"On est parti de Nice en train. On est descendu à Èze à la demande d’un contrôleur (sic). Comme on devait aller à Vintimille, on a poursuivi le trajet à pied. En passant par Monaco, fatigués de marcher, on a pris des vélos. Mais sans intention de les voler…"
Dans le box, menottés, deux ressortissants roumains racontent leurs péripéties azuréennes du jeudi 18 juillet. Ils comparaissent à l’audience de flagrance pour vols, détentions de stupéfiants et outrages.
Réponse à tout
Le protagoniste, un retraité de 69 ans, et son comparse, un manœuvre dans le bâtiment de 42 ans, ont sombré depuis longtemps dans la délinquance. Ils comptent plusieurs mentions sur leurs casiers, avec en majorité, des faits de vols, recels, violences… Leurs premières condamnations datent respectivement de 2010 et 2007.
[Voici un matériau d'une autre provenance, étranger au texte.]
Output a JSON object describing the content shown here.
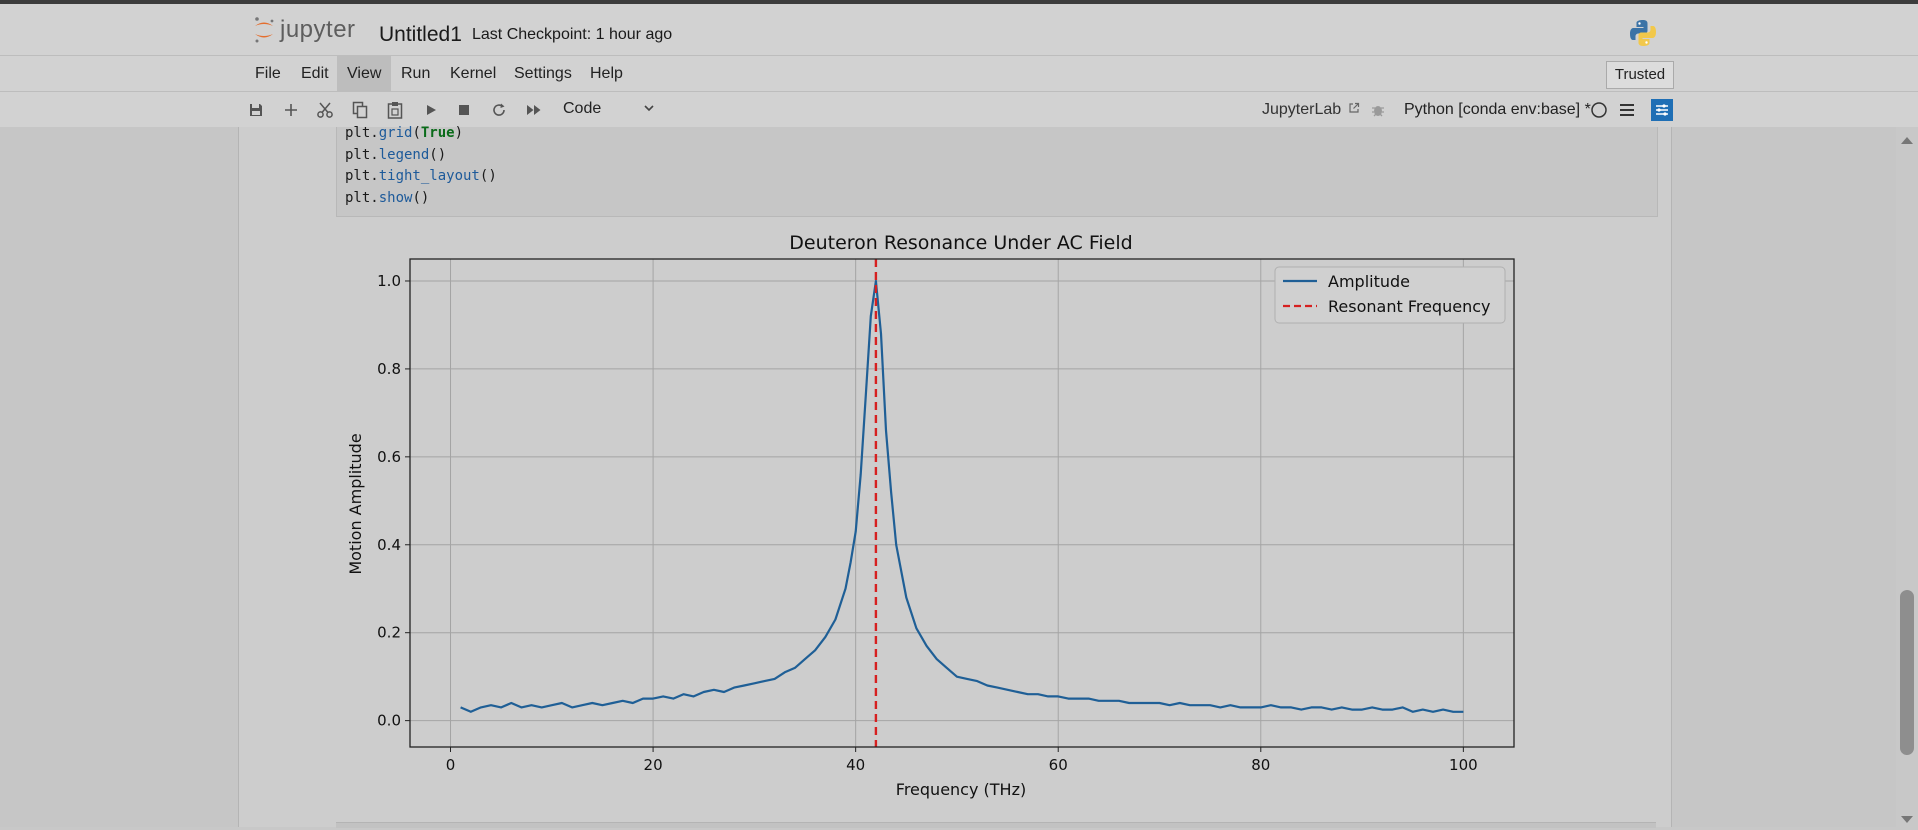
{
  "app": {
    "logo_text": "jupyter",
    "notebook_title": "Untitled1",
    "checkpoint": "Last Checkpoint: 1 hour ago"
  },
  "menu": {
    "items": [
      "File",
      "Edit",
      "View",
      "Run",
      "Kernel",
      "Settings",
      "Help"
    ],
    "active": "View",
    "trusted": "Trusted"
  },
  "toolbar": {
    "icons": [
      "save-icon",
      "add-icon",
      "cut-icon",
      "copy-icon",
      "paste-icon",
      "run-icon",
      "stop-icon",
      "restart-icon",
      "fast-forward-icon"
    ],
    "cell_type": "Code",
    "jupyterlab_link": "JupyterLab",
    "kernel_name": "Python [conda env:base] *"
  },
  "code": {
    "lines": [
      {
        "obj": "plt.",
        "fn": "grid",
        "arg": "True",
        "close": ")"
      },
      {
        "obj": "plt.",
        "fn": "legend",
        "arg": "",
        "close": ")"
      },
      {
        "obj": "plt.",
        "fn": "tight_layout",
        "arg": "",
        "close": ")"
      },
      {
        "obj": "plt.",
        "fn": "show",
        "arg": "",
        "close": ")"
      }
    ]
  },
  "chart_data": {
    "type": "line",
    "title": "Deuteron Resonance Under AC Field",
    "xlabel": "Frequency (THz)",
    "ylabel": "Motion Amplitude",
    "xlim": [
      -4,
      105
    ],
    "ylim": [
      -0.06,
      1.05
    ],
    "xticks": [
      0,
      20,
      40,
      60,
      80,
      100
    ],
    "xtick_labels": [
      "0",
      "20",
      "40",
      "60",
      "80",
      "100"
    ],
    "yticks": [
      0.0,
      0.2,
      0.4,
      0.6,
      0.8,
      1.0
    ],
    "ytick_labels": [
      "0.0",
      "0.2",
      "0.4",
      "0.6",
      "0.8",
      "1.0"
    ],
    "grid": true,
    "legend_position": "top-right",
    "series": [
      {
        "name": "Amplitude",
        "style": "solid",
        "color": "#1f5f96",
        "x": [
          1,
          2,
          3,
          4,
          5,
          6,
          7,
          8,
          9,
          10,
          11,
          12,
          13,
          14,
          15,
          16,
          17,
          18,
          19,
          20,
          21,
          22,
          23,
          24,
          25,
          26,
          27,
          28,
          29,
          30,
          31,
          32,
          33,
          34,
          35,
          36,
          37,
          38,
          39,
          39.5,
          40,
          40.5,
          41,
          41.5,
          42,
          42.5,
          43,
          43.5,
          44,
          45,
          46,
          47,
          48,
          49,
          50,
          51,
          52,
          53,
          54,
          55,
          56,
          57,
          58,
          59,
          60,
          61,
          62,
          63,
          64,
          65,
          66,
          67,
          68,
          69,
          70,
          71,
          72,
          73,
          74,
          75,
          76,
          77,
          78,
          79,
          80,
          81,
          82,
          83,
          84,
          85,
          86,
          87,
          88,
          89,
          90,
          91,
          92,
          93,
          94,
          95,
          96,
          97,
          98,
          99,
          100
        ],
        "y": [
          0.03,
          0.02,
          0.03,
          0.035,
          0.03,
          0.04,
          0.03,
          0.035,
          0.03,
          0.035,
          0.04,
          0.03,
          0.035,
          0.04,
          0.035,
          0.04,
          0.045,
          0.04,
          0.05,
          0.05,
          0.055,
          0.05,
          0.06,
          0.055,
          0.065,
          0.07,
          0.065,
          0.075,
          0.08,
          0.085,
          0.09,
          0.095,
          0.11,
          0.12,
          0.14,
          0.16,
          0.19,
          0.23,
          0.3,
          0.36,
          0.43,
          0.56,
          0.74,
          0.92,
          1.0,
          0.88,
          0.66,
          0.52,
          0.4,
          0.28,
          0.21,
          0.17,
          0.14,
          0.12,
          0.1,
          0.095,
          0.09,
          0.08,
          0.075,
          0.07,
          0.065,
          0.06,
          0.06,
          0.055,
          0.055,
          0.05,
          0.05,
          0.05,
          0.045,
          0.045,
          0.045,
          0.04,
          0.04,
          0.04,
          0.04,
          0.035,
          0.04,
          0.035,
          0.035,
          0.035,
          0.03,
          0.035,
          0.03,
          0.03,
          0.03,
          0.035,
          0.03,
          0.03,
          0.025,
          0.03,
          0.03,
          0.025,
          0.03,
          0.025,
          0.025,
          0.03,
          0.025,
          0.025,
          0.03,
          0.02,
          0.025,
          0.02,
          0.025,
          0.02,
          0.02
        ]
      },
      {
        "name": "Resonant Frequency",
        "style": "dashed",
        "color": "#d62020",
        "vline_x": 42
      }
    ]
  }
}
Les faits, reconnus, se situent en début d’après-midi sur le quai Antoine-Ier. Ils y dérobent deux vélos de marque Décathlon. À leur retour, les propriétaires, quarante-cinq minutes plus tard, alertent la Sûreté publique. Il ne reste plus que les antivols sectionnés sur place. Grâce à la rapide intervention des policiers, les deux cyclistes occasionnels sont interpellés au niveau de la place d’Armes.
Le président Jérôme Fougeras-Lavergnolle* rend compte de l’enquête éclair et presse les deux prévenus de questions embarrassantes.
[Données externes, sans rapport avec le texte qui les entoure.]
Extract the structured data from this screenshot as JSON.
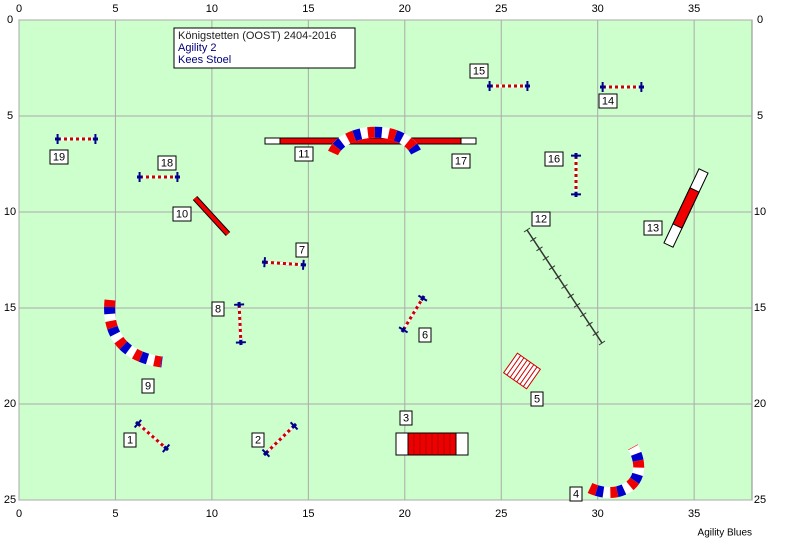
{
  "info": {
    "lines": [
      "Königstetten (OOST) 2404-2016",
      "Agility 2",
      "Kees Stoel"
    ]
  },
  "axes": {
    "xticks": [
      0,
      5,
      10,
      15,
      20,
      25,
      30,
      35
    ],
    "yticks": [
      0,
      5,
      10,
      15,
      20,
      25
    ]
  },
  "obstacles": [
    "1",
    "2",
    "3",
    "4",
    "5",
    "6",
    "7",
    "8",
    "9",
    "10",
    "11",
    "12",
    "13",
    "14",
    "15",
    "16",
    "17",
    "18",
    "19"
  ],
  "footer": "Agility Blues"
}
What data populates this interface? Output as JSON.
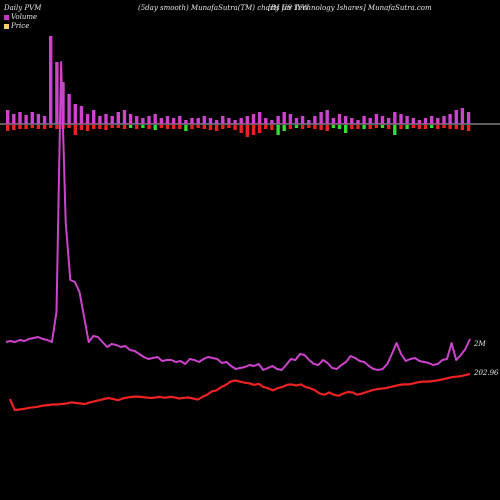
{
  "header": {
    "left": "Daily PVM",
    "center": "(5day smooth) MunafaSutra(TM) charts for IYW",
    "right": "[DJ US Technology Ishares] MunafaSutra.com"
  },
  "legend": [
    {
      "label": "Volume",
      "color": "#cc33cc"
    },
    {
      "label": "Price",
      "color": "#ffcc66"
    }
  ],
  "colors": {
    "volume_line": "#cc44cc",
    "price_line": "#ee2222",
    "baseline": "#bbbbbb",
    "vol_bar": "#cc44cc",
    "up_bar": "#33dd33",
    "down_bar": "#ee2222"
  },
  "chart_data": {
    "type": "line",
    "end_labels": {
      "volume": "2M",
      "price": "202.96"
    },
    "volume_series": [
      30,
      31,
      30,
      32,
      31,
      33,
      34,
      35,
      33,
      32,
      30,
      60,
      310,
      150,
      92,
      90,
      80,
      55,
      30,
      36,
      35,
      30,
      25,
      28,
      27,
      25,
      26,
      22,
      21,
      18,
      15,
      13,
      14,
      15,
      11,
      12,
      12,
      10,
      11,
      8,
      13,
      12,
      10,
      13,
      15,
      14,
      13,
      9,
      10,
      6,
      3,
      4,
      5,
      7,
      6,
      8,
      2,
      4,
      6,
      3,
      2,
      7,
      13,
      12,
      18,
      17,
      12,
      8,
      7,
      12,
      9,
      4,
      3,
      7,
      10,
      16,
      14,
      11,
      10,
      6,
      3,
      2,
      3,
      8,
      18,
      29,
      18,
      11,
      13,
      14,
      11,
      10,
      9,
      7,
      8,
      12,
      13,
      29,
      12,
      17,
      23,
      33
    ],
    "price_series": [
      180,
      170,
      170.5,
      171,
      172,
      172.5,
      173,
      174,
      174.5,
      175,
      175,
      175.5,
      176,
      177,
      176.5,
      176,
      175.5,
      177,
      178,
      179,
      180,
      181,
      180,
      179,
      180.5,
      181.5,
      182,
      182.3,
      182,
      181.5,
      181,
      181.5,
      182,
      181.2,
      182,
      181.6,
      180.5,
      181.2,
      181.5,
      180.5,
      179.5,
      182,
      184,
      187,
      188,
      191,
      193,
      196,
      197,
      196,
      195,
      194.5,
      193,
      194,
      191,
      190,
      188,
      190,
      191,
      193,
      193.5,
      192.5,
      193.5,
      191,
      190,
      188,
      185,
      184,
      186,
      184,
      183,
      185,
      186.5,
      186,
      184,
      185,
      186.5,
      188,
      189,
      189.5,
      190,
      191,
      192,
      193,
      193.5,
      193.5,
      194.5,
      195.5,
      196,
      196,
      196.5,
      197,
      198,
      199,
      200,
      200.5,
      201,
      202,
      202.96
    ],
    "bars": [
      {
        "vol": 14,
        "chg": -6
      },
      {
        "vol": 10,
        "chg": -5
      },
      {
        "vol": 12,
        "chg": -4
      },
      {
        "vol": 9,
        "chg": -4
      },
      {
        "vol": 12,
        "chg": -3
      },
      {
        "vol": 10,
        "chg": -4
      },
      {
        "vol": 8,
        "chg": -4
      },
      {
        "vol": 88,
        "chg": -3
      },
      {
        "vol": 62,
        "chg": -4
      },
      {
        "vol": 42,
        "chg": -4
      },
      {
        "vol": 30,
        "chg": -3
      },
      {
        "vol": 20,
        "chg": -10
      },
      {
        "vol": 18,
        "chg": -5
      },
      {
        "vol": 10,
        "chg": -6
      },
      {
        "vol": 14,
        "chg": -4
      },
      {
        "vol": 8,
        "chg": -4
      },
      {
        "vol": 10,
        "chg": -5
      },
      {
        "vol": 8,
        "chg": -3
      },
      {
        "vol": 12,
        "chg": -3
      },
      {
        "vol": 14,
        "chg": -4
      },
      {
        "vol": 10,
        "chg": 3
      },
      {
        "vol": 8,
        "chg": -4
      },
      {
        "vol": 6,
        "chg": 3
      },
      {
        "vol": 8,
        "chg": -4
      },
      {
        "vol": 10,
        "chg": 5
      },
      {
        "vol": 6,
        "chg": -3
      },
      {
        "vol": 8,
        "chg": -4
      },
      {
        "vol": 6,
        "chg": -4
      },
      {
        "vol": 8,
        "chg": -4
      },
      {
        "vol": 4,
        "chg": 6
      },
      {
        "vol": 6,
        "chg": -4
      },
      {
        "vol": 6,
        "chg": -3
      },
      {
        "vol": 8,
        "chg": -4
      },
      {
        "vol": 6,
        "chg": -5
      },
      {
        "vol": 4,
        "chg": -6
      },
      {
        "vol": 8,
        "chg": -4
      },
      {
        "vol": 6,
        "chg": -3
      },
      {
        "vol": 4,
        "chg": -5
      },
      {
        "vol": 6,
        "chg": -8
      },
      {
        "vol": 8,
        "chg": -12
      },
      {
        "vol": 10,
        "chg": -10
      },
      {
        "vol": 12,
        "chg": -8
      },
      {
        "vol": 6,
        "chg": -4
      },
      {
        "vol": 4,
        "chg": -5
      },
      {
        "vol": 8,
        "chg": 10
      },
      {
        "vol": 12,
        "chg": 6
      },
      {
        "vol": 10,
        "chg": -4
      },
      {
        "vol": 6,
        "chg": 3
      },
      {
        "vol": 8,
        "chg": -4
      },
      {
        "vol": 4,
        "chg": -3
      },
      {
        "vol": 8,
        "chg": -4
      },
      {
        "vol": 12,
        "chg": -5
      },
      {
        "vol": 14,
        "chg": -6
      },
      {
        "vol": 6,
        "chg": 3
      },
      {
        "vol": 10,
        "chg": 4
      },
      {
        "vol": 8,
        "chg": 8
      },
      {
        "vol": 6,
        "chg": -4
      },
      {
        "vol": 4,
        "chg": -4
      },
      {
        "vol": 8,
        "chg": 4
      },
      {
        "vol": 6,
        "chg": -4
      },
      {
        "vol": 10,
        "chg": -3
      },
      {
        "vol": 8,
        "chg": 3
      },
      {
        "vol": 6,
        "chg": -4
      },
      {
        "vol": 12,
        "chg": 10
      },
      {
        "vol": 10,
        "chg": -4
      },
      {
        "vol": 8,
        "chg": 4
      },
      {
        "vol": 6,
        "chg": -3
      },
      {
        "vol": 4,
        "chg": -4
      },
      {
        "vol": 6,
        "chg": -4
      },
      {
        "vol": 8,
        "chg": 3
      },
      {
        "vol": 6,
        "chg": -4
      },
      {
        "vol": 8,
        "chg": -3
      },
      {
        "vol": 10,
        "chg": -4
      },
      {
        "vol": 14,
        "chg": -4
      },
      {
        "vol": 16,
        "chg": -5
      },
      {
        "vol": 12,
        "chg": -6
      }
    ]
  }
}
"Vous déteniez chacun une pince coupante. À quel effet?
– C’était pour aller travailler, répondent laconiquement les détenus.
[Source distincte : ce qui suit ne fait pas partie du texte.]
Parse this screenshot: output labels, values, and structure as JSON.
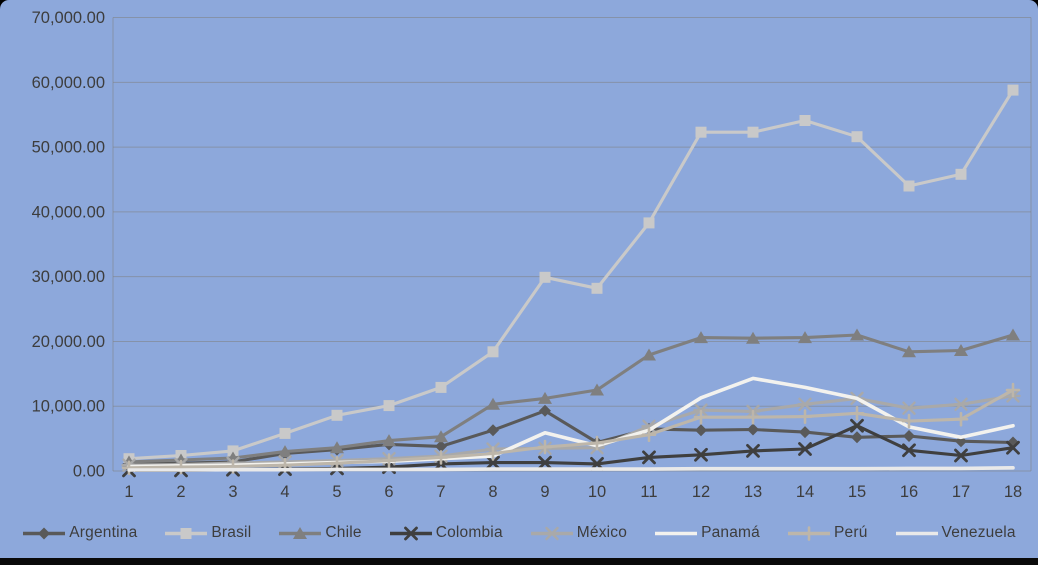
{
  "chart_data": {
    "type": "line",
    "title": "",
    "xlabel": "",
    "ylabel": "",
    "grid": true,
    "legend_position": "bottom",
    "background_color": "#8DA8DB",
    "gridline_color": "#7f7f7f",
    "text_color": "#3d3d3d",
    "x_labels": [
      "1",
      "2",
      "3",
      "4",
      "5",
      "6",
      "7",
      "8",
      "9",
      "10",
      "11",
      "12",
      "13",
      "14",
      "15",
      "16",
      "17",
      "18"
    ],
    "y_axis": {
      "min": 0,
      "max": 70000,
      "step": 10000,
      "tick_labels": [
        "0.00",
        "10,000.00",
        "20,000.00",
        "30,000.00",
        "40,000.00",
        "50,000.00",
        "60,000.00",
        "70,000.00"
      ]
    },
    "series": [
      {
        "name": "Argentina",
        "color": "#595959",
        "marker": "diamond",
        "values": [
          1100,
          1200,
          1400,
          2700,
          3300,
          4100,
          3800,
          6300,
          9300,
          4400,
          6500,
          6300,
          6400,
          6000,
          5200,
          5400,
          4600,
          4400
        ]
      },
      {
        "name": "Brasil",
        "color": "#C9C9C9",
        "marker": "square",
        "values": [
          1900,
          2400,
          3100,
          5800,
          8600,
          10100,
          12900,
          18400,
          29900,
          28200,
          38300,
          52300,
          52300,
          54100,
          51600,
          44000,
          45800,
          58800
        ]
      },
      {
        "name": "Chile",
        "color": "#7F7F7F",
        "marker": "triangle",
        "values": [
          1400,
          1700,
          2000,
          3000,
          3600,
          4700,
          5300,
          10300,
          11200,
          12500,
          17900,
          20600,
          20500,
          20600,
          21000,
          18400,
          18600,
          21000
        ]
      },
      {
        "name": "Colombia",
        "color": "#3F3F3F",
        "marker": "x",
        "values": [
          100,
          100,
          200,
          300,
          400,
          600,
          1100,
          1300,
          1300,
          1100,
          2100,
          2500,
          3100,
          3400,
          7000,
          3200,
          2400,
          3600
        ]
      },
      {
        "name": "México",
        "color": "#A9A9A9",
        "marker": "star",
        "values": [
          900,
          1000,
          1200,
          1400,
          1600,
          1900,
          2300,
          3400,
          3500,
          3600,
          6900,
          9400,
          9200,
          10300,
          11200,
          9700,
          10300,
          11600
        ]
      },
      {
        "name": "Panamá",
        "color": "#F3F2EE",
        "marker": "none",
        "values": [
          700,
          800,
          900,
          1100,
          1300,
          1500,
          1900,
          2300,
          5900,
          3900,
          6300,
          11300,
          14300,
          12900,
          11200,
          6800,
          5200,
          7000
        ]
      },
      {
        "name": "Perú",
        "color": "#BDB6AA",
        "marker": "plus",
        "values": [
          500,
          600,
          700,
          900,
          1200,
          1600,
          2100,
          2700,
          3700,
          4300,
          5600,
          8300,
          8300,
          8400,
          8900,
          7700,
          8000,
          12500
        ]
      },
      {
        "name": "Venezuela",
        "color": "#E9E9E9",
        "marker": "none",
        "values": [
          150,
          150,
          200,
          200,
          250,
          250,
          250,
          300,
          300,
          300,
          300,
          350,
          350,
          350,
          350,
          400,
          400,
          500
        ]
      }
    ]
  }
}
– Et la drogue ? 2,44 grammes d’herbe de cannabis pour l’un, un joint pour l’autre…
– C’est pour traiter mon asthme, affirme le retraité.
– Je suis un consommateur régulier, confirme le second.
– À la vue de vos antécédents judiciaires, n’étiez-vous pas venus à Monaco avec l’intention de voler ces vélos?
– Non! À mon âge, le chemin parcouru m’avait épuisé, assure le sexagénaire.
– J’étais saoul et j’avais pris des médicaments", admet le quadragénaire.
Celui-ci ne se souvient toutefois pas d’avoir insulté les deux policiers. À cet instant, l’agent présent vient lui rafraîchir la mémoire. L’amnésie persiste! Même avec la plaidoirie de Me Hervé Campana: "Les insultes fusent dès l’entrée de ce prévenu dans le véhicule de police, martèle l’avocat. Cet individu conteste et estime qu’il a été frappé. Ce comportement est inadmissible. Chacun de mes clients sollicite la somme de 500 €."
"Pas de sursis!"
La colère s’empare du premier substitut Olivier Zamphiroff. "Après la description des intéressés, écartez cette chimère de primo-délinquants à Monaco. Ce sont des gens qui bougent: Paris, Bruxelles… Ils projetaient de voler à Monaco. Voilà des professionnels du vol unis dans la même manœuvre. Leurs noms et dates de naissance diffèrent pour tromper. N’ayez pas des œillères pour ces rompus aux balivernes et supercheries. Soyez cohérents avec les condamnations! Pas de sursis, douze mois ferme."
C’est une lourde tâche pour Me Clyde Billaud de défendre ses clients présentés d’emblée comme des délinquants professionnels. "Les prévenus étaient bien alcoolisés: entre 0,30 et 0,40 mg/l. Le vol n’est pas contesté et les vélos ont été rendus. La précarité les pousse à poursuivre leurs méfaits. Mais leurs casiers monégasques sont vierges. Enfin, je doute de leur solvabilité pour les parties civiles."
Le tribunal prononcera trois mois ferme et maintiendra le versement des sommes aux plaignants.
* Assesseurs : Florestan Bellinzona et Morgan Raymond.